Which approach will provide the MAXIMUM performance boost?
  • A. Initialize the words by term frequency-inverse document frequency (TF-IDF) vectors pretrained on a large collection of news articles related to the energy sector.
  • B. Use gated recurrent units (GRUs) instead of LSTM and run the training process until the validation loss stops decreasing.
  • C. Reduce the learning rate and run the training process until the training loss stops decreasing.
  • D. Initialize the words by word2vec embeddings pretrained on a large collection of news articles related to the energy sector.
#20 (Accuracy: 92% / 16 votes)
An aircraft engine manufacturing company is measuring 200 performance metrics in a time-series. Engineers want to detect critical manufacturing defects in near- real time during testing. All of the data needs to be stored for offline analysis.
What approach would be the MOST effective to perform near-real time defect detection?

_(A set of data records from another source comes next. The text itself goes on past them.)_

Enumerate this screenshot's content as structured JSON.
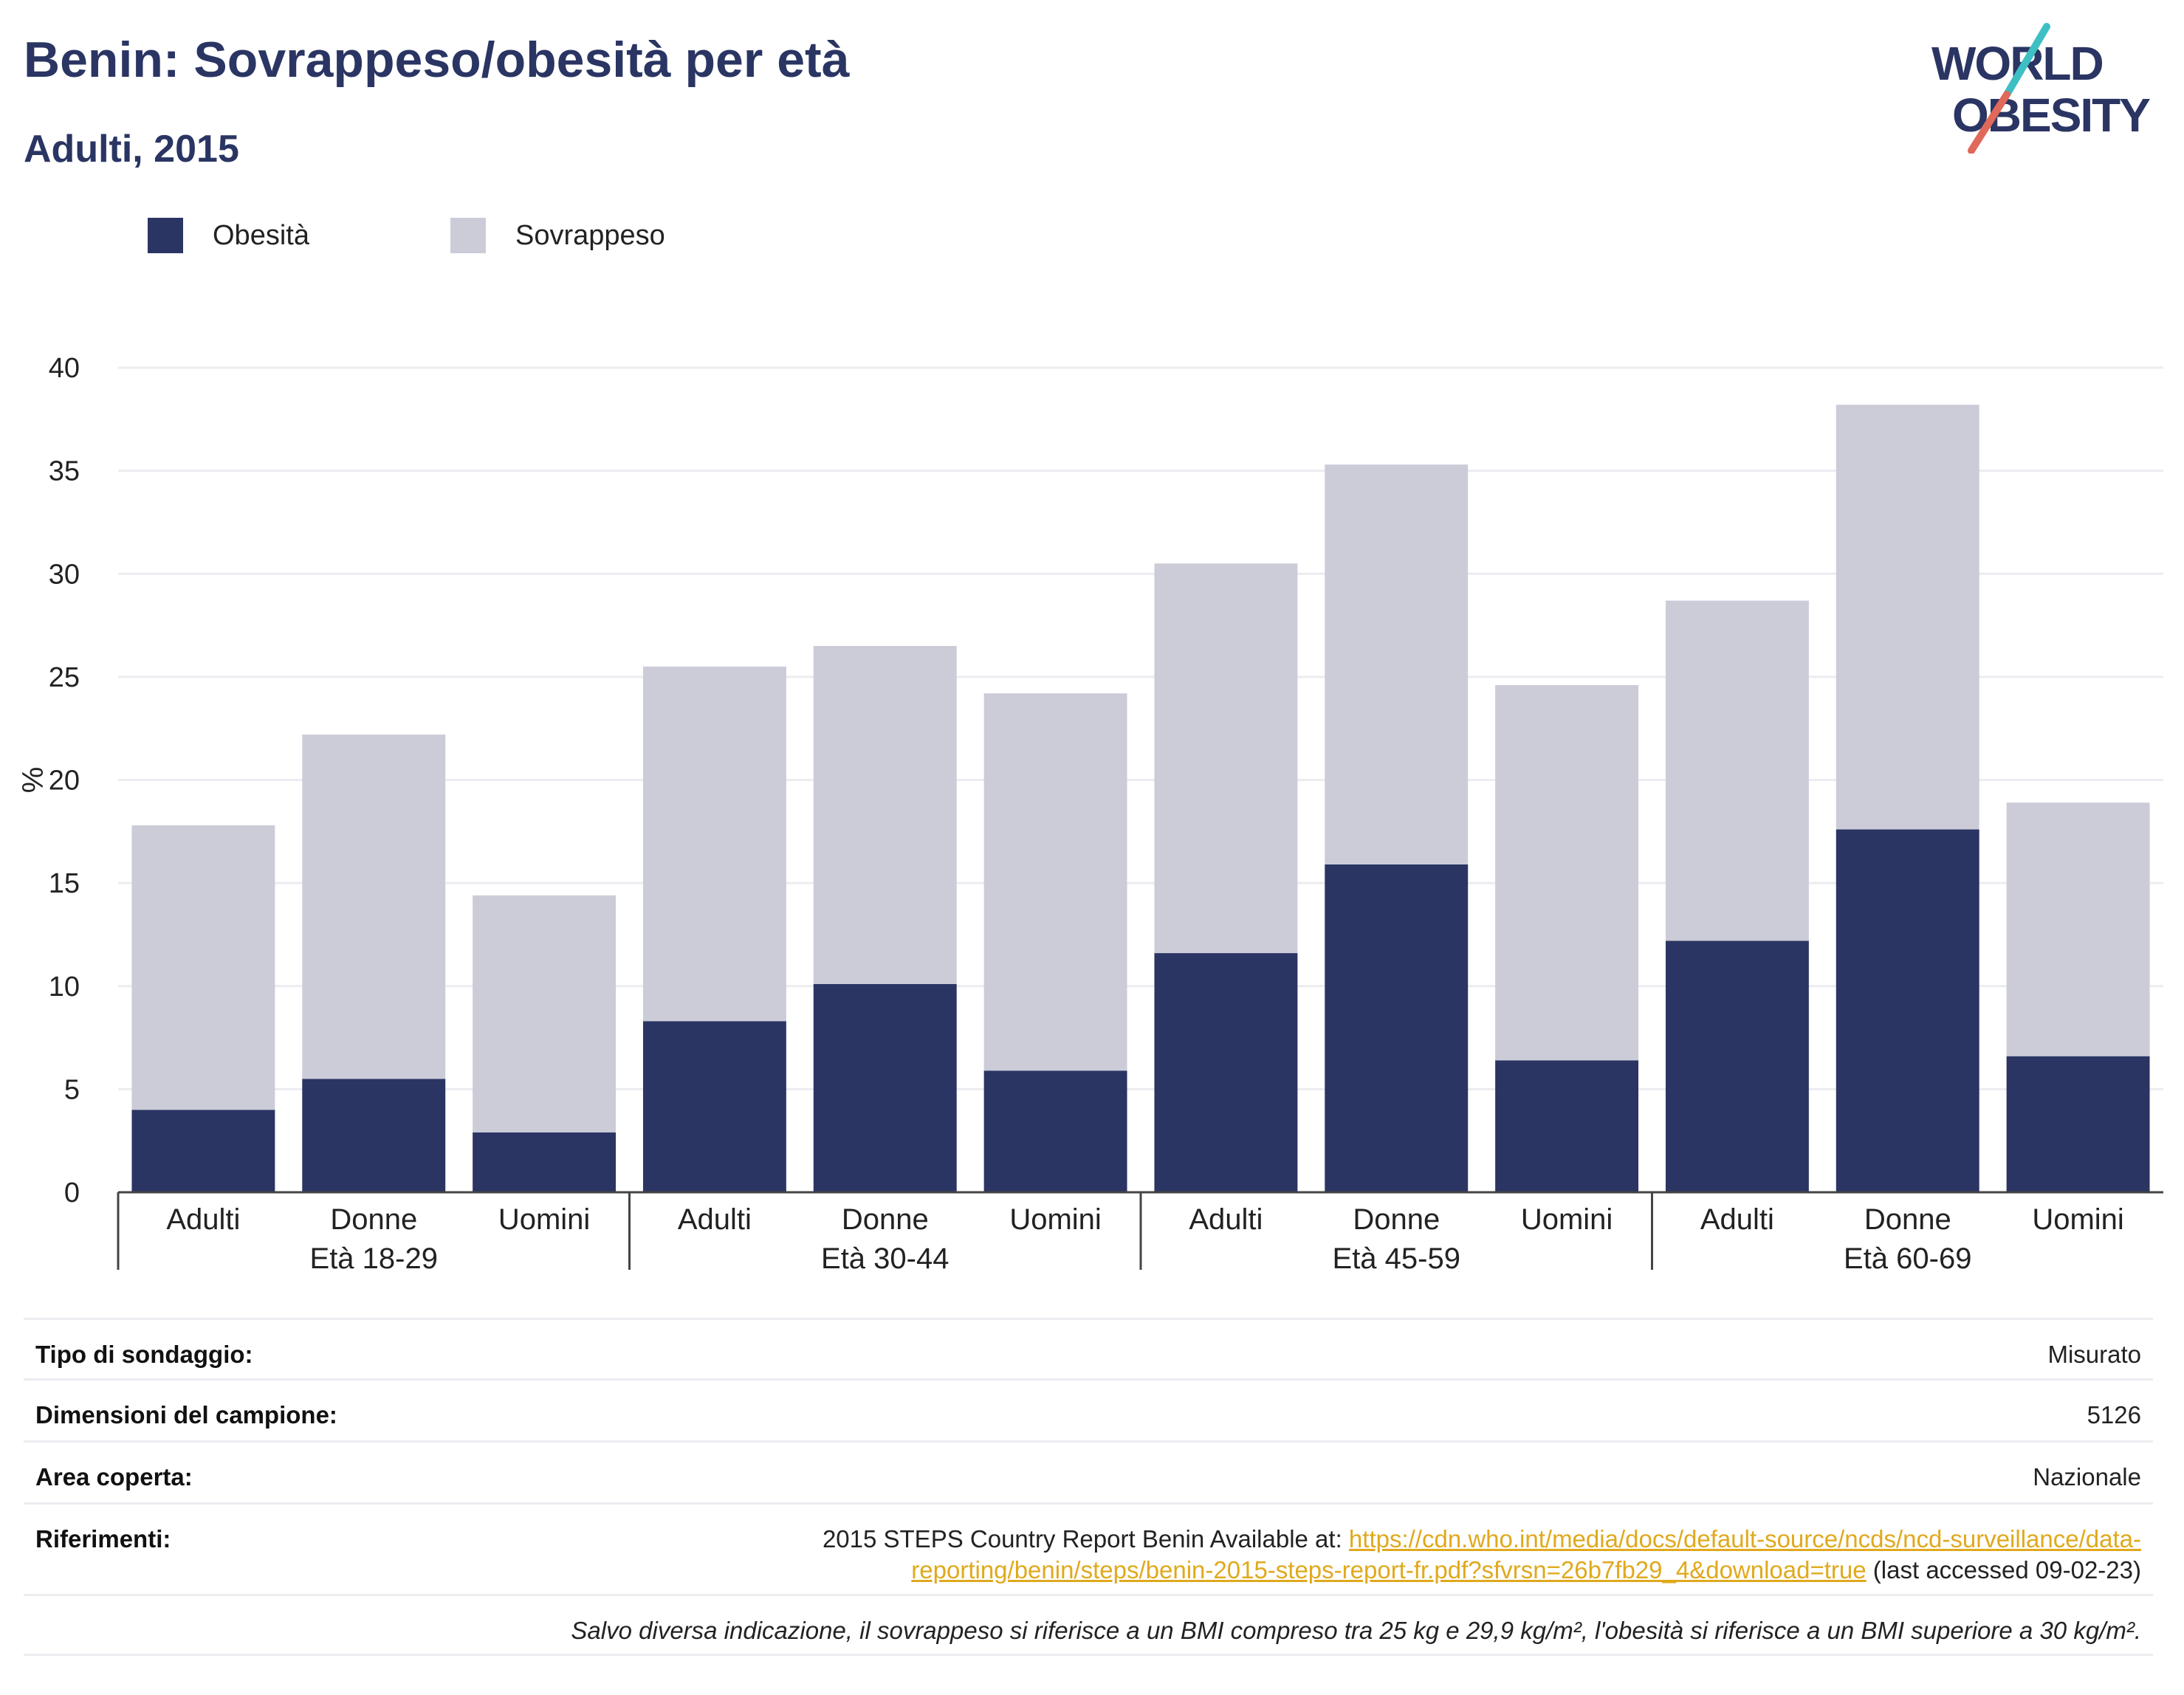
{
  "header": {
    "title": "Benin: Sovrappeso/obesità per età",
    "subtitle": "Adulti, 2015"
  },
  "logo": {
    "line1": "WORLD",
    "line2": "OBESITY",
    "accent_colors": [
      "#3dbfc4",
      "#e0695a"
    ],
    "text_color": "#2a3563"
  },
  "colors": {
    "obesity": "#2a3563",
    "overweight": "#cbccd8",
    "link": "#e0a91d"
  },
  "chart_data": {
    "type": "bar",
    "stacked": true,
    "ylabel": "%",
    "ylim": [
      0,
      40
    ],
    "yticks": [
      0,
      5,
      10,
      15,
      20,
      25,
      30,
      35,
      40
    ],
    "grid": true,
    "legend_position": "top-left",
    "groups": [
      "Età 18-29",
      "Età 30-44",
      "Età 45-59",
      "Età 60-69"
    ],
    "categories": [
      "Adulti",
      "Donne",
      "Uomini",
      "Adulti",
      "Donne",
      "Uomini",
      "Adulti",
      "Donne",
      "Uomini",
      "Adulti",
      "Donne",
      "Uomini"
    ],
    "series": [
      {
        "name": "Obesità",
        "values": [
          4.0,
          5.5,
          2.9,
          8.3,
          10.1,
          5.9,
          11.6,
          15.9,
          6.4,
          12.2,
          17.6,
          6.6
        ]
      },
      {
        "name": "Sovrappeso",
        "values": [
          13.8,
          16.7,
          11.5,
          17.2,
          16.4,
          18.3,
          18.9,
          19.4,
          18.2,
          16.5,
          20.6,
          12.3
        ]
      }
    ]
  },
  "info": {
    "survey_label": "Tipo di sondaggio:",
    "survey_value": "Misurato",
    "sample_label": "Dimensioni del campione:",
    "sample_value": "5126",
    "area_label": "Area coperta:",
    "area_value": "Nazionale",
    "refs_label": "Riferimenti:",
    "refs_prefix": "2015 STEPS Country Report Benin Available at: ",
    "refs_link_line1": "https://cdn.who.int/media/docs/default-source/ncds/ncd-surveillance/data-",
    "refs_link_line2": "reporting/benin/steps/benin-2015-steps-report-fr.pdf?sfvrsn=26b7fb29_4&download=true",
    "refs_suffix": " (last accessed 09-02-23)",
    "note": "Salvo diversa indicazione, il sovrappeso si riferisce a un BMI compreso tra 25 kg e 29,9 kg/m², l'obesità si riferisce a un BMI superiore a 30 kg/m²."
  }
}
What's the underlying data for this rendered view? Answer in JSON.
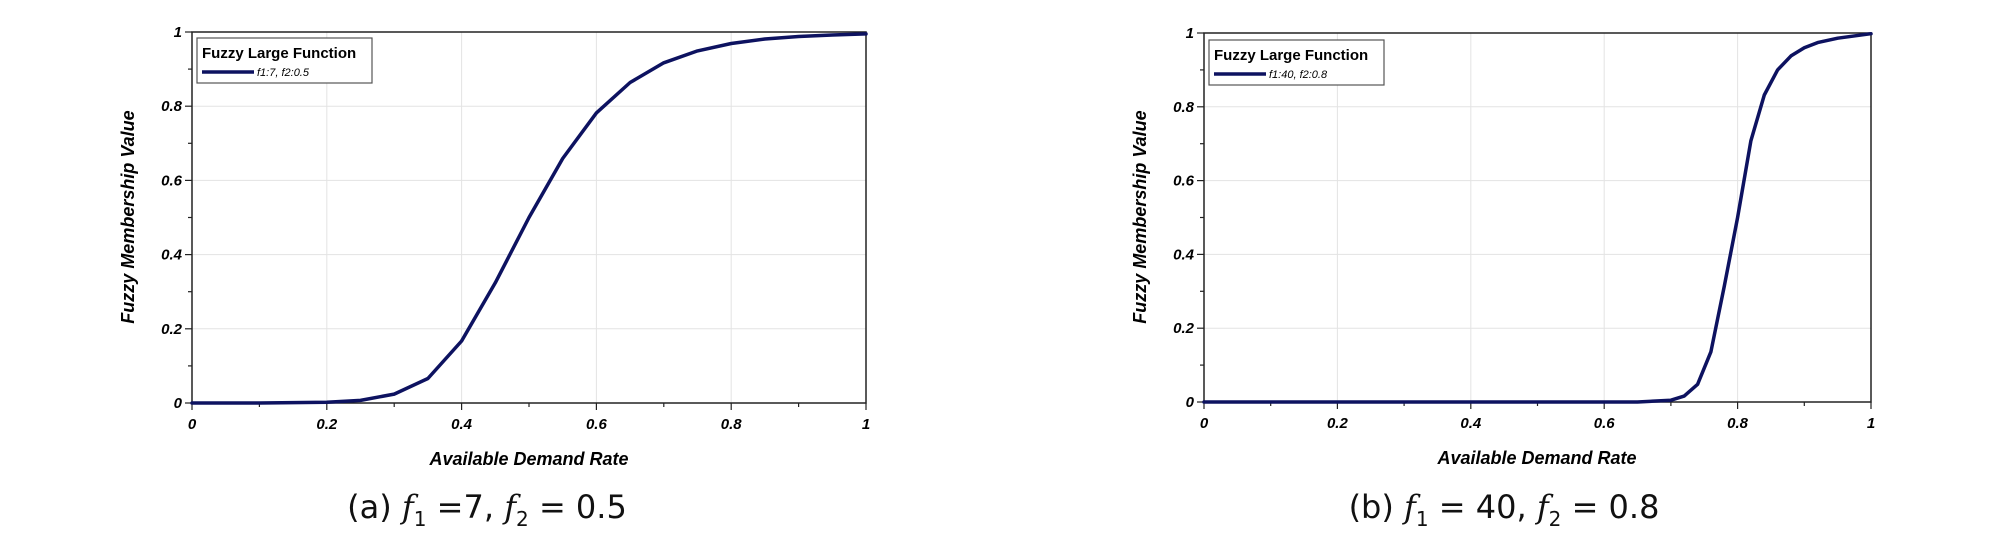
{
  "colors": {
    "line": "#0d1260",
    "grid": "#e3e3e3",
    "frame": "#222222"
  },
  "chart_data": [
    {
      "type": "line",
      "title": "",
      "xlabel": "Available Demand Rate",
      "ylabel": "Fuzzy Membership Value",
      "xlim": [
        0,
        1
      ],
      "ylim": [
        0,
        1
      ],
      "xticks": [
        "0",
        "0.2",
        "0.4",
        "0.6",
        "0.8",
        "1"
      ],
      "yticks": [
        "0",
        "0.2",
        "0.4",
        "0.6",
        "0.8",
        "1"
      ],
      "grid": true,
      "legend": {
        "title": "Fuzzy Large Function",
        "position": "top-left"
      },
      "series": [
        {
          "name": "f1:7, f2:0.5",
          "x": [
            0,
            0.1,
            0.2,
            0.25,
            0.3,
            0.35,
            0.4,
            0.45,
            0.5,
            0.55,
            0.6,
            0.65,
            0.7,
            0.75,
            0.8,
            0.85,
            0.9,
            0.95,
            1
          ],
          "y": [
            0,
            0,
            0.002,
            0.007,
            0.024,
            0.066,
            0.167,
            0.324,
            0.5,
            0.659,
            0.782,
            0.864,
            0.917,
            0.949,
            0.969,
            0.981,
            0.988,
            0.992,
            0.995
          ]
        }
      ],
      "caption": {
        "prefix": "(a) ",
        "f1": "f",
        "sub1": "1",
        "eq1": " =7, ",
        "f2": "f",
        "sub2": "2",
        "eq2": " = 0.5"
      }
    },
    {
      "type": "line",
      "title": "",
      "xlabel": "Available Demand Rate",
      "ylabel": "Fuzzy Membership Value",
      "xlim": [
        0,
        1
      ],
      "ylim": [
        0,
        1
      ],
      "xticks": [
        "0",
        "0.2",
        "0.4",
        "0.6",
        "0.8",
        "1"
      ],
      "yticks": [
        "0",
        "0.2",
        "0.4",
        "0.6",
        "0.8",
        "1"
      ],
      "grid": true,
      "legend": {
        "title": "Fuzzy Large Function",
        "position": "top-left"
      },
      "series": [
        {
          "name": "f1:40, f2:0.8",
          "x": [
            0,
            0.6,
            0.65,
            0.7,
            0.72,
            0.74,
            0.76,
            0.78,
            0.8,
            0.82,
            0.84,
            0.86,
            0.88,
            0.9,
            0.92,
            0.95,
            1
          ],
          "y": [
            0,
            0,
            0.0001,
            0.005,
            0.016,
            0.048,
            0.136,
            0.314,
            0.5,
            0.708,
            0.832,
            0.9,
            0.938,
            0.96,
            0.974,
            0.986,
            0.998
          ]
        }
      ],
      "caption": {
        "prefix": "(b) ",
        "f1": "f",
        "sub1": "1",
        "eq1": " = 40, ",
        "f2": "f",
        "sub2": "2",
        "eq2": " = 0.8"
      }
    }
  ]
}
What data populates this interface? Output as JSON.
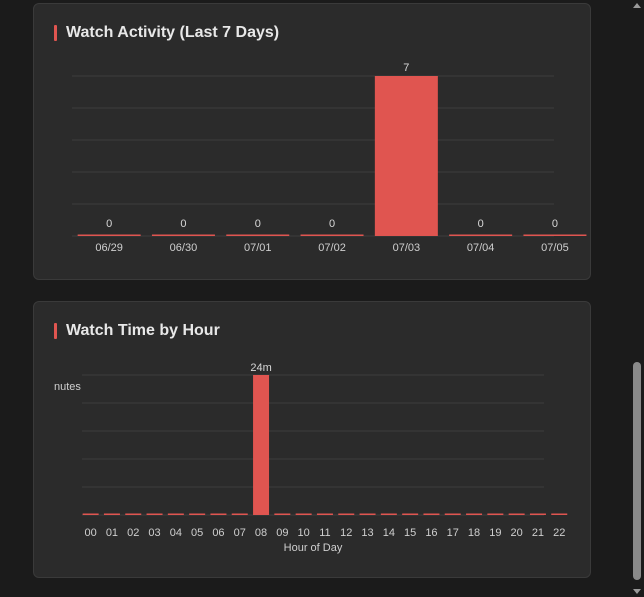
{
  "activity": {
    "title": "Watch Activity (Last 7 Days)"
  },
  "hourly": {
    "title": "Watch Time by Hour"
  },
  "colors": {
    "accent": "#e05550",
    "card_bg": "#2b2b2b",
    "page_bg": "#1b1b1b"
  },
  "chart_data": [
    {
      "type": "bar",
      "title": "Watch Activity (Last 7 Days)",
      "categories": [
        "06/29",
        "06/30",
        "07/01",
        "07/02",
        "07/03",
        "07/04",
        "07/05"
      ],
      "values": [
        0,
        0,
        0,
        0,
        7,
        0,
        0
      ],
      "data_labels": [
        "0",
        "0",
        "0",
        "0",
        "7",
        "0",
        "0"
      ],
      "ylim": [
        0,
        7
      ],
      "grid": true,
      "xlabel": "",
      "ylabel": ""
    },
    {
      "type": "bar",
      "title": "Watch Time by Hour",
      "categories": [
        "00",
        "01",
        "02",
        "03",
        "04",
        "05",
        "06",
        "07",
        "08",
        "09",
        "10",
        "11",
        "12",
        "13",
        "14",
        "15",
        "16",
        "17",
        "18",
        "19",
        "20",
        "21",
        "22"
      ],
      "values": [
        0,
        0,
        0,
        0,
        0,
        0,
        0,
        0,
        24,
        0,
        0,
        0,
        0,
        0,
        0,
        0,
        0,
        0,
        0,
        0,
        0,
        0,
        0
      ],
      "data_labels": {
        "08": "24m"
      },
      "xlabel": "Hour of Day",
      "ylabel_visible": "nutes",
      "ylim": [
        0,
        24
      ],
      "grid": true
    }
  ]
}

  • A. Use AWS IoT Analytics for ingestion, storage, and further analysis. Use Jupyter notebooks from within AWS IoT Analytics to carry out analysis for anomalies.
  • B. Use Amazon S3 for ingestion, storage, and further analysis. Use an Amazon EMR cluster to carry out Apache Spark ML k-means clustering to determine anomalies.
  • C. Use Amazon S3 for ingestion, storage, and further analysis. Use the Amazon SageMaker Random Cut Forest (RCF) algorithm to determine anomalies.
  • D. Use Amazon Kinesis Data Firehose for ingestion and Amazon Kinesis Data Analytics Random Cut Forest (RCF) to perform anomaly detection. Use Kinesis Data Firehose to store data in Amazon S3 for further analysis.